When originally announced in April, the news caused headlines in the local press and a backlash from cycling fans on social media, with comments such as “rip-off Britain,” “disgraceful” and “shameful.”
The event still has not sold out, though ticket sales remain “strong” according to the organizers, who say the event “could be a blueprint for future hosts of the Tour de France.”
This should send a shiver down the spine of cycling fans: Last year’s Tour team presentation against the stunning backdrop of Porto Vecchio Harbor in Corsica might have been the last free event of its kind.
The only previous time in recent history when fans have had to pay to attend a team presentation was in 2011, when the event was held inside a French theme park and fans had to pay the standard admission charge.
Yorkshire’s decision contrasts with Northern Ireland, where thousands of fans enjoyed free entry to the Giro d’Italia team presentation in front of Belfast City Hall last month.
“We always planned to offer free access as it’s the culture for this event,” event organizer Gerry Copeland said.
Philip McDonald, senior sports lecturer at Leeds Trinity University, believes any “legacy benefits” from Yorkshire’s hosting of the Grand Depart have been undermined by the decision to charge fans.
“The price range is not likely to be affordable for many of those the event is supposed to ‘inspire.’ The traditional format allowed young fans to get up close to the riders and see them in the flesh. This attempt to produce a spectacular event is no doubt well intended but in my view will actually make the teams more remote,” McDonald said.
Andrew Denton, spokesman for the Yorkshire Grand Depart organizers, says the team presentation is “not-for-profit” and had been organized “with the blessing of the Amaury Sport Organisation” (ASO), the owners of the Tour.
“Yes we have public spaces [in Leeds], but we also have the best new entertainment venue in the world and when we discussed our ideas with ASO and got their approval we pressed ahead with our plans to add a new chapter to the history of the Tour,” Denton said. “This is a new world for cycling, its popularity is at record levels, and we are unapologetic for trying to celebrate that popularity with a not-for-profit event that raises the bar for everyone involved, including the fans.”
This “raising of the bar” is to include performances from Yorkshire artists, including Britpop veterans Embrace and Girls Aloud singer Kimberley Walsh.
The “not-for-profit” line strikes me as disingenuous. Total investment for the Grand Depart — which is to see two stages in Yorkshire and a third finish in London — will amount to about £27 million, a BBC report said. However, when the Tour started in London in 2007 and included two stages, it brought in an estimated £88 million to the local economy. Other cities hosting the Grand Depart have reported similar returns on their investments over the years. And, with the exception of 2011, they achieved that without having to charge fans to attend the Tour’s traditional curtain-raiser.
Some fans have described Yorkshire’s decision as the thin end of the wedge. I would argue that it is nearer to the fat end.
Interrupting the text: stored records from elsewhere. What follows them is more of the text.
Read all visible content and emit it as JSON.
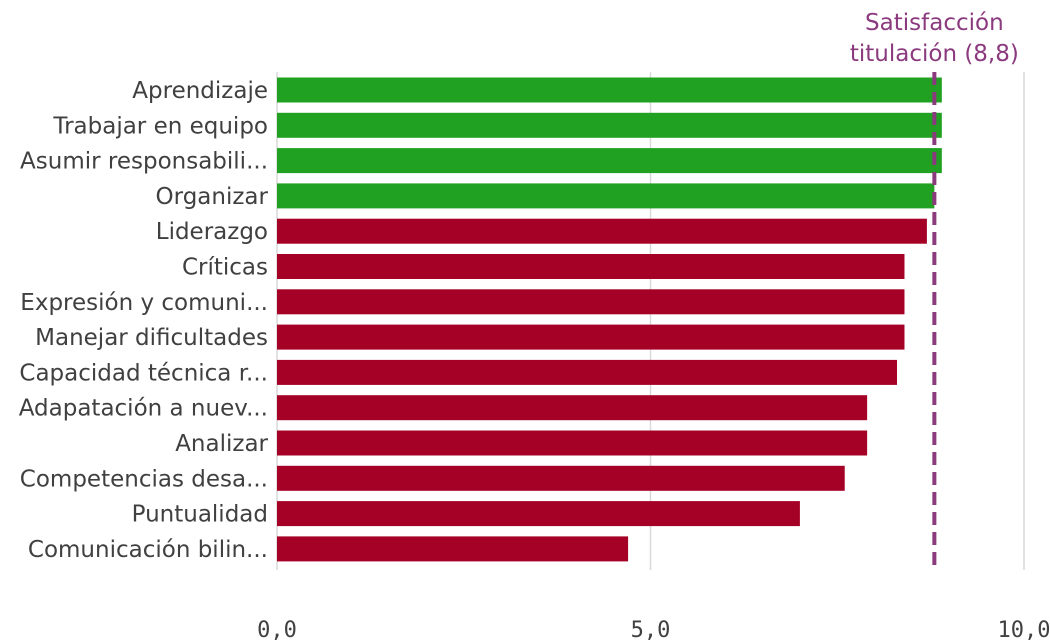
{
  "chart_data": {
    "type": "bar",
    "orientation": "horizontal",
    "categories": [
      "Aprendizaje",
      "Trabajar en equipo",
      "Asumir responsabili...",
      "Organizar",
      "Liderazgo",
      "Críticas",
      "Expresión y comuni...",
      "Manejar dificultades",
      "Capacidad técnica r...",
      "Adapatación a nuev...",
      "Analizar",
      "Competencias desa...",
      "Puntualidad",
      "Comunicación bilin..."
    ],
    "values": [
      8.9,
      8.9,
      8.9,
      8.8,
      8.7,
      8.4,
      8.4,
      8.4,
      8.3,
      7.9,
      7.9,
      7.6,
      7.0,
      4.7
    ],
    "status": [
      "above",
      "above",
      "above",
      "above",
      "below",
      "below",
      "below",
      "below",
      "below",
      "below",
      "below",
      "below",
      "below",
      "below"
    ],
    "xlim": [
      0,
      10
    ],
    "xticks": [
      "0,0",
      "5,0",
      "10,0"
    ],
    "xtick_values": [
      0,
      5,
      10
    ],
    "grid": true,
    "reference_line": {
      "value": 8.8,
      "label_line1": "Satisfacción",
      "label_line2": "titulación (8,8)",
      "color": "#8b3a7e",
      "style": "dashed"
    },
    "colors": {
      "above": "#21a121",
      "below": "#a50026",
      "grid": "#d9d9d9",
      "text": "#404040"
    }
  }
}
For me, the thin end of the wedge came two years ago during the London Olympics, when organizers charged fans up to £15 to stand on the side of the road to watch the road race go up Box Hill in Surrey.
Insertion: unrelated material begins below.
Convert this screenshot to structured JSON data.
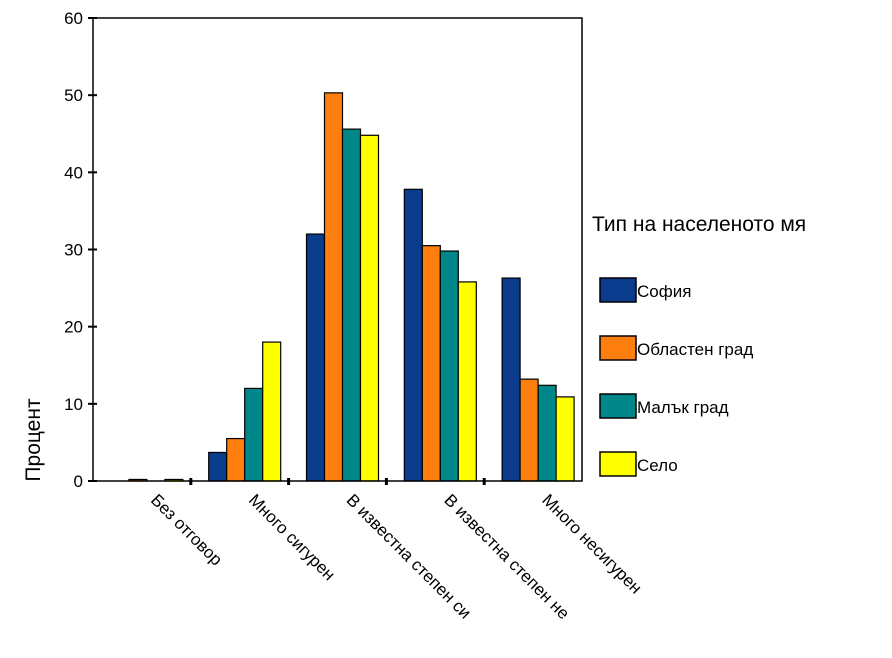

Their argument was that it was to cover the cost of an environmental impact survey. Yet, with the greatest respect to the straw belle moths and brown hairstreak butterflies of Box Hill, the indigenous wildlife of various national parks in the Alps, Pyrenees and Dolomites has remained largely undisturbed by the annual incursion of thousands of fans during the tours of France, Spain and Italy (As turned out to be the case at Box Hill).
My fear is that Yorkshire’s Grand Depart could leave behind an unintended legacy — that of a once egalitarian, easily accessible sport being turned into a shameless money-spinner. Am I alone in thinking the next step could be turnstiles on the Tour of Britain?